I loved the letters from family. But the letters from my friends held the real interest to me. Full of teenage angst, new boyfriends, dances, band trips, gossip. All the things we'd talk about if we were together. Most my friends wrote with interest in what I was doing. But not Nicky. Her letters started getting shorter and less frequent. 

I knew she was a busy girl. She was popular, had dates, the drum major, etc. She had more important things to do but write to me. It hurt, but that's the story I told myself. Then one day I got a letter from her that was 6 pages long. In the letter was all the reasons she no longer wanted to really hear from me. She felt like each letter I wrote telling her about my life at TASIS was bragging. That I was "embellishing" how cool it was to make her jealous. That somehow I needed my life to be better than hers. Truth was, TASIS was really cool. But she didn't understand. 

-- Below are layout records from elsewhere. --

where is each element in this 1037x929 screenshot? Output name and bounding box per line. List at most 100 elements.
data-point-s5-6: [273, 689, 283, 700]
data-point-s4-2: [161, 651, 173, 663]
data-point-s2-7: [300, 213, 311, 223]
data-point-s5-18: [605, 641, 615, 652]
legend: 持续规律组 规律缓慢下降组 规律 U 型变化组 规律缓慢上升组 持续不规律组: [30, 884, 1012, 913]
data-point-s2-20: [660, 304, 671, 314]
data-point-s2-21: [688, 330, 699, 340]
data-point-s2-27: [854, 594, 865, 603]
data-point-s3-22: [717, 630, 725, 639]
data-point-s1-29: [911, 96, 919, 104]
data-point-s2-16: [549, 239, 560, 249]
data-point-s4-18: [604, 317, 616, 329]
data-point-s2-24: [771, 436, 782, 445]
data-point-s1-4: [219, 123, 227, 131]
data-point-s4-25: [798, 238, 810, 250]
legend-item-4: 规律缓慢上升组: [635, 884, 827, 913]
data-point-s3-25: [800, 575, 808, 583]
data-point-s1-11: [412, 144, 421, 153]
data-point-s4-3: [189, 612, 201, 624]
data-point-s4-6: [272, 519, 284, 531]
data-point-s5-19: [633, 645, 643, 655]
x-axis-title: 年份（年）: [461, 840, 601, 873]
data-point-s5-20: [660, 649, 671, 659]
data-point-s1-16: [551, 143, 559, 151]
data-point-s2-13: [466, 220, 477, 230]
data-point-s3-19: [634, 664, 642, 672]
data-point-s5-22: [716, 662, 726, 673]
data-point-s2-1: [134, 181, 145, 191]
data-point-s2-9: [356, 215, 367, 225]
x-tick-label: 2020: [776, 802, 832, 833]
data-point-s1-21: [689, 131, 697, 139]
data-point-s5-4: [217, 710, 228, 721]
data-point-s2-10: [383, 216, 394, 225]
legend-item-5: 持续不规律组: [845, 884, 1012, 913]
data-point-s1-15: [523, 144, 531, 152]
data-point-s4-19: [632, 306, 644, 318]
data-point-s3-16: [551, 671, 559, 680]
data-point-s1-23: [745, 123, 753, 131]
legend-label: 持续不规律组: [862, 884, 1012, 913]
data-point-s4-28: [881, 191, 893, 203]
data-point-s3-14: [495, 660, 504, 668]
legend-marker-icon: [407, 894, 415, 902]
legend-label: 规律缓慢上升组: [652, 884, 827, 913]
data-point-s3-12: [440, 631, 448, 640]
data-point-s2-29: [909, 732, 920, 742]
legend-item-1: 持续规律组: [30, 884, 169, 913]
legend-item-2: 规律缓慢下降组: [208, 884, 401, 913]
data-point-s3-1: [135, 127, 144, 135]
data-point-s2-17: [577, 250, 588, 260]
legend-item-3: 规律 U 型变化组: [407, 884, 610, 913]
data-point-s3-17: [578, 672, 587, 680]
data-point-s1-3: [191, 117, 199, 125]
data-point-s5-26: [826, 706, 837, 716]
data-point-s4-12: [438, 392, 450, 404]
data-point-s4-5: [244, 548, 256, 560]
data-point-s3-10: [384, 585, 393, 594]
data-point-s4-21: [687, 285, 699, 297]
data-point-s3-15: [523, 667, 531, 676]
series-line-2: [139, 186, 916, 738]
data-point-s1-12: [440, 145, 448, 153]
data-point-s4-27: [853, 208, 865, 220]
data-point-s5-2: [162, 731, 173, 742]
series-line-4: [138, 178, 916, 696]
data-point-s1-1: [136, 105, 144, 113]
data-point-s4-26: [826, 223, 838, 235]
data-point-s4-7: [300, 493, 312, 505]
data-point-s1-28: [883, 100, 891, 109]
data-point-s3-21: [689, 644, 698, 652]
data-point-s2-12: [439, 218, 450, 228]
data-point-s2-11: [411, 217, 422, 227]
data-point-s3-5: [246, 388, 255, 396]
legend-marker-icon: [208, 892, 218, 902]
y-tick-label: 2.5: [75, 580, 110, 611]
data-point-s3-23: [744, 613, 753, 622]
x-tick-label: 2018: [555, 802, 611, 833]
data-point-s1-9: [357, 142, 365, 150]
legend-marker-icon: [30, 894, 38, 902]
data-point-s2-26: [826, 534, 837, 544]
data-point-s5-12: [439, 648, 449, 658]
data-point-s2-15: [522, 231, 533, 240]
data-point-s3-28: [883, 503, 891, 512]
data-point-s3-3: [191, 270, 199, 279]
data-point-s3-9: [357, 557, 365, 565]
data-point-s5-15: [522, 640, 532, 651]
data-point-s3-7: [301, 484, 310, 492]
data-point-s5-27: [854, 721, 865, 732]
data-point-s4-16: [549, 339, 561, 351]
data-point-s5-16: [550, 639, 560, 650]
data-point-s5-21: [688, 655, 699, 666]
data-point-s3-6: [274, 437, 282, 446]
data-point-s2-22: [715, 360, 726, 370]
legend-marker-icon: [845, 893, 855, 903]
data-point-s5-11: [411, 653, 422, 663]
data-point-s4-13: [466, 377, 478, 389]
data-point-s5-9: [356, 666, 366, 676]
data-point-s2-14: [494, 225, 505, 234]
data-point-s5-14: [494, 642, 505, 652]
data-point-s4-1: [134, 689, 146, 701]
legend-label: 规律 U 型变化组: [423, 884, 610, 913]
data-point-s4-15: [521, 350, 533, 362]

I was blown away. To my teenage mind that wasn't what I was doing at all. Now as an adult, was it? Was I trying to show her I too had a cool life, and friends, and things to do? Was my independence coming out as bragging to push her and others away? Maybe. 17 year old Jenn was just hurt. She wasn't mature enough, or had the experiences, to understand that maybe, just maybe, that's what it was all about. Or that maybe Nicky was jealous. Maybe Nicky wanted all those things and maybe she missed her best friend and the only way to deal with it was to push it away. SOO many outcomes and reasons. 

That's always stuck with me though. And with the advent of social media, I think the world expects a little more bragging. There's a little more keeping up with the Joneses (How do you write that anyhow? That doesn't look right.). 

When I'm about to embark on a trip I write about it. I post about it.  I don't really worry too much if people think I'm bragging. Jenn today doesn't give a rats ass. I post because I'm excited and I want to share that with other people whom I know will be excited too. If someone is jealous or think I'm bragging, they can unfollow me or keep scrolling. 

But it's true. I post because I want to share the experience. I want to share the history. I want to just share with people that they too should travel. There's so much to see in the world and so much to learn that I want to entice them into doing the same. 


So that's it. I don't post to "brag". I don't post to make anyone jealous. I post because I want you to love travel as much as I do. I want you to be curious about the world out there. I want you to pick a destination and go. Just go. It doesn't have to be exotic. It doesn't have to be expensive. It just has to be a place that calls to you. Pack your bags and experience.